# IMDB Sentiment Analysis
The following model will be trained to classify movie reviews as either positive or negative. The input of this model will be reviews' text.

### Importing necessary tools

In [40]:
import tensorflow as tf
from tensorflow import version

import os
import shutil  # shell utilities

In [41]:
print("TensorFlow version: ", version.VERSION)

TensorFlow version:  2.11.0


### Downloading the dataset

If dataset is not downloaded, download and extract it:

In [42]:
if not os.path.isdir("data/aclImdb"):
    url = r"https://ai.stanford.edu/%7Eamaas/data/sentiment/aclImdb_v1.tar.gz"
    dataset = tf.keras.utils.get_file(
        fname="aclImdb_v1", origin=url,
        cache_dir="data", cache_subdir='',
        extract=True,
    )
    dataset_dir = os.path.join(os.path.dirname(dataset), "aclImdb")
else:
    dataset_dir = "data/aclImdb"

os.listdir(dataset_dir)

['train', 'test', 'imdbEr.txt', 'README', '.ipynb_checkpoints', 'imdb.vocab']

Listing the directories inside of the 'train' directory and visualizing an input sample's format:

**Note**: I notice "br" tags which must be taken care of.

In [43]:
train_dir = os.path.join(dataset_dir, "train")
print(train_dir, ":\n\t" , os.listdir(train_dir), sep='', end="\n\n")

pos_dir = os.path.join(train_dir, "pos")
print(pos_dir, ":\n\t" , os.listdir(pos_dir)[:5], "...", sep='', end="\n\n")

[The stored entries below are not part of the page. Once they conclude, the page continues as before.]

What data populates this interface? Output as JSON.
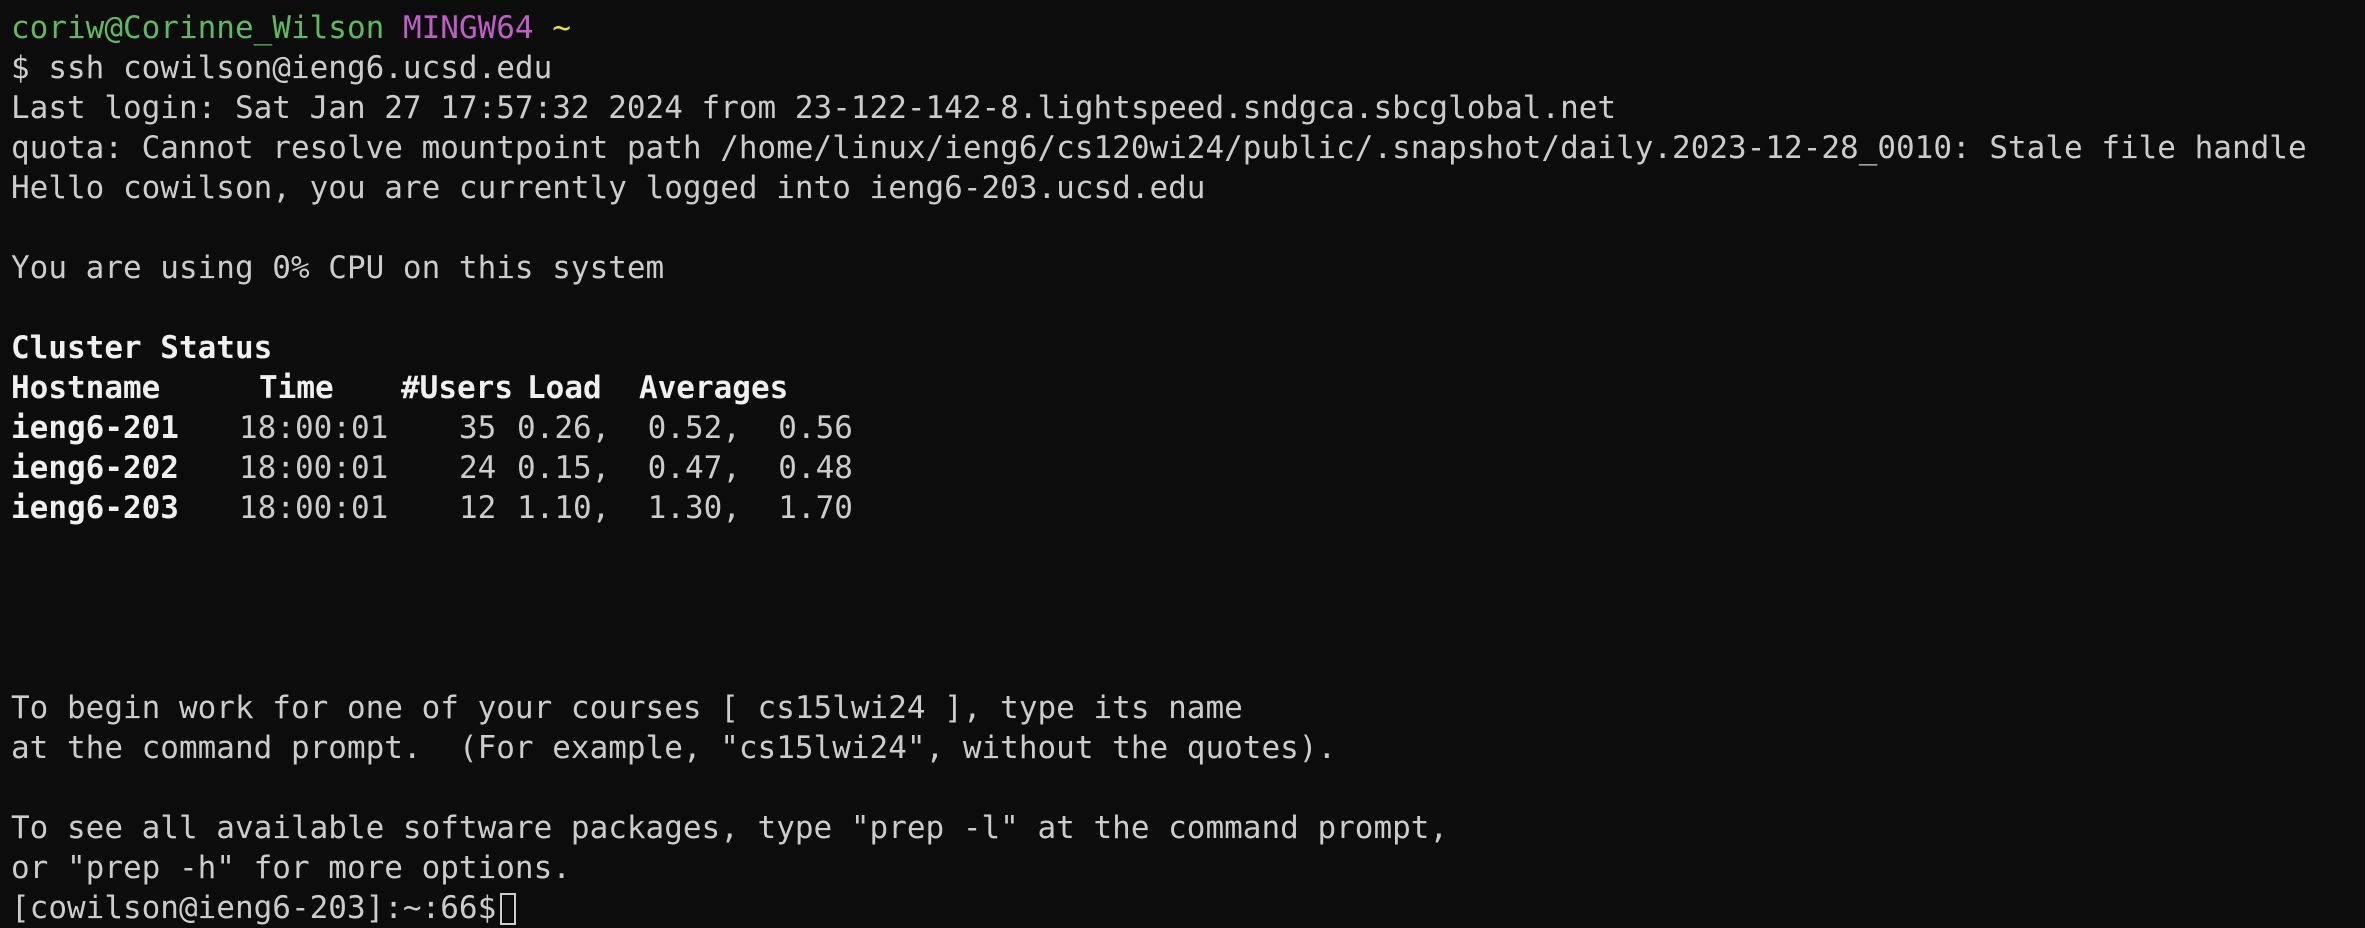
{
  "prompt_header": {
    "user_host": "coriw@Corinne_Wilson",
    "shell": "MINGW64",
    "path": "~",
    "colors": {
      "user_host": "#5fba5f",
      "shell": "#c05ec8",
      "path": "#e5e52b"
    }
  },
  "lines": {
    "ssh_command": "$ ssh cowilson@ieng6.ucsd.edu",
    "last_login": "Last login: Sat Jan 27 17:57:32 2024 from 23-122-142-8.lightspeed.sndgca.sbcglobal.net",
    "quota_error": "quota: Cannot resolve mountpoint path /home/linux/ieng6/cs120wi24/public/.snapshot/daily.2023-12-28_0010: Stale file handle",
    "hello": "Hello cowilson, you are currently logged into ieng6-203.ucsd.edu",
    "cpu_usage": "You are using 0% CPU on this system",
    "cluster_title": "Cluster Status",
    "begin_work_1": "To begin work for one of your courses [ cs15lwi24 ], type its name",
    "begin_work_2": "at the command prompt.  (For example, \"cs15lwi24\", without the quotes).",
    "packages_1": "To see all available software packages, type \"prep -l\" at the command prompt,",
    "packages_2": "or \"prep -h\" for more options.",
    "final_prompt": "[cowilson@ieng6-203]:~:66$"
  },
  "cluster_table": {
    "headers": [
      "Hostname",
      "Time",
      "#Users",
      "Load  Averages"
    ],
    "rows": [
      {
        "host": "ieng6-201",
        "time": "18:00:01",
        "users": "35",
        "load": "0.26,  0.52,  0.56"
      },
      {
        "host": "ieng6-202",
        "time": "18:00:01",
        "users": "24",
        "load": "0.15,  0.47,  0.48"
      },
      {
        "host": "ieng6-203",
        "time": "18:00:01",
        "users": "12",
        "load": "1.10,  1.30,  1.70"
      }
    ]
  }
}
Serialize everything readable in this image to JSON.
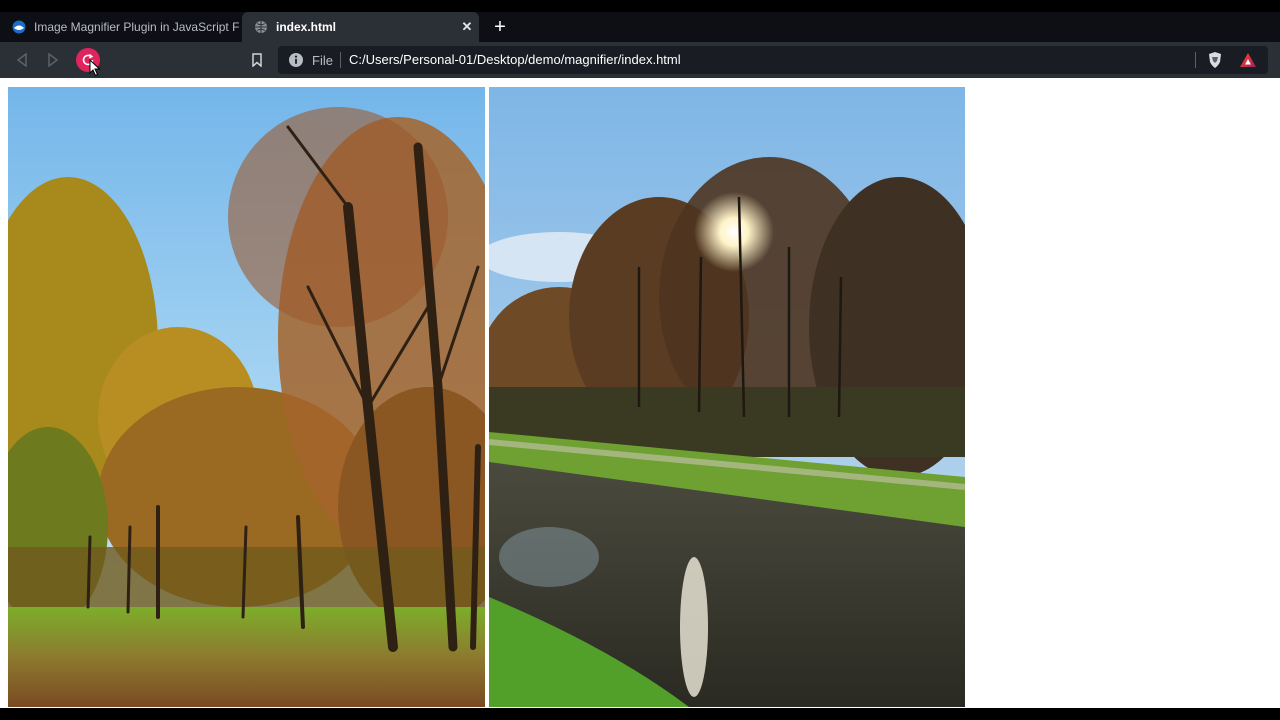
{
  "browser": {
    "tabs": [
      {
        "title": "Image Magnifier Plugin in JavaScript F",
        "active": false,
        "favicon": "site-logo-icon"
      },
      {
        "title": "index.html",
        "active": true,
        "favicon": "globe-icon"
      }
    ],
    "tab_close_glyph": "✕",
    "new_tab_glyph": "+",
    "address": {
      "scheme_label": "File",
      "url": "C:/Users/Personal-01/Desktop/demo/magnifier/index.html"
    },
    "icons": [
      "back-icon",
      "forward-icon",
      "reload-icon",
      "bookmark-icon",
      "info-icon",
      "brave-shield-icon",
      "brave-rewards-icon"
    ],
    "accent_colors": {
      "reload_highlight": "#e0245e",
      "tab_active_bg": "#2b2f36",
      "tabbar_bg": "#0d0f14"
    }
  },
  "page": {
    "images": [
      {
        "subject": "autumn-forest-trees"
      },
      {
        "subject": "river-sunset-trees"
      }
    ]
  }
}
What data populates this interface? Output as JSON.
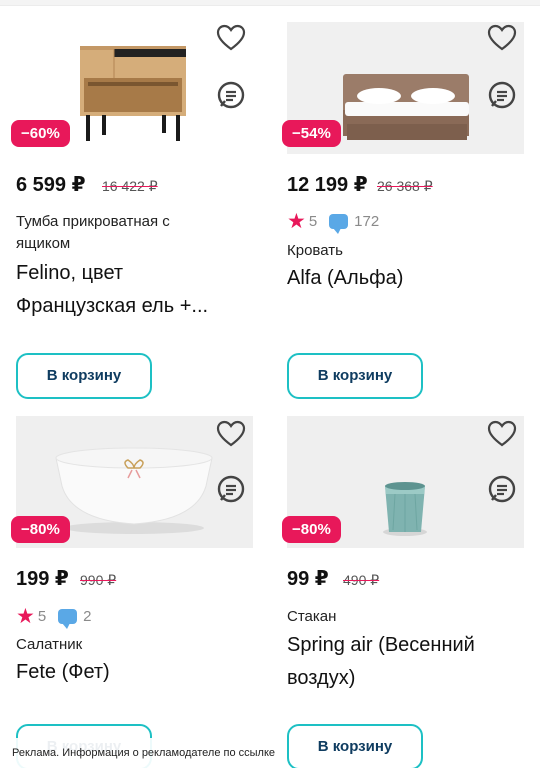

sample_file = os.path.join(pos_dir, "7142_8.txt")
with open(sample_file, 'r') as f:
    print("Sample positive review", ":\n\t", f.read())

data/aclImdb/train:
	['pos', 'neg', 'urls_neg.txt', 'labeledBow.feat', 'unsupBow.feat', 'urls_pos.txt', 'urls_unsup.txt']

data/aclImdb/train/pos:
	['6797_8.txt', '736_10.txt', '12370_8.txt', '7142_8.txt', '1946_9.txt']...

Sample positive review :
	 Holes, originally a novel by Louis Sachar, was successfully transformed into an entertaining and well-made film. Starring Sigourney Weaver as the warden, Shia Labeouf as Stanley, and Khleo Thomas as Zero, the roles were very well casted, and the actors portrayed their roles well.<br /><br />The film had inter-weaving storylines that all led up to the end. The main storyline is about Stanley Yelnats and his punishment of spending a year and a half at Camp Greenlake. The second storyline is about Sam and Kate Barlow. This plot deals with racism and it is the more deep storyline to the movie. The third is about Elya Yelnats and Madame Zeroni, which explains the 100-year curse on the Yelnats family. In my opinion, these storylines were weaved 

### Loading the dataset to memory:

**Note**: To prepare a dataset for binary classification, you will need two folders on disk, corresponding to class_a and class_b.  Any other folders must be removed before using the `text_dataset_from_directory` utility.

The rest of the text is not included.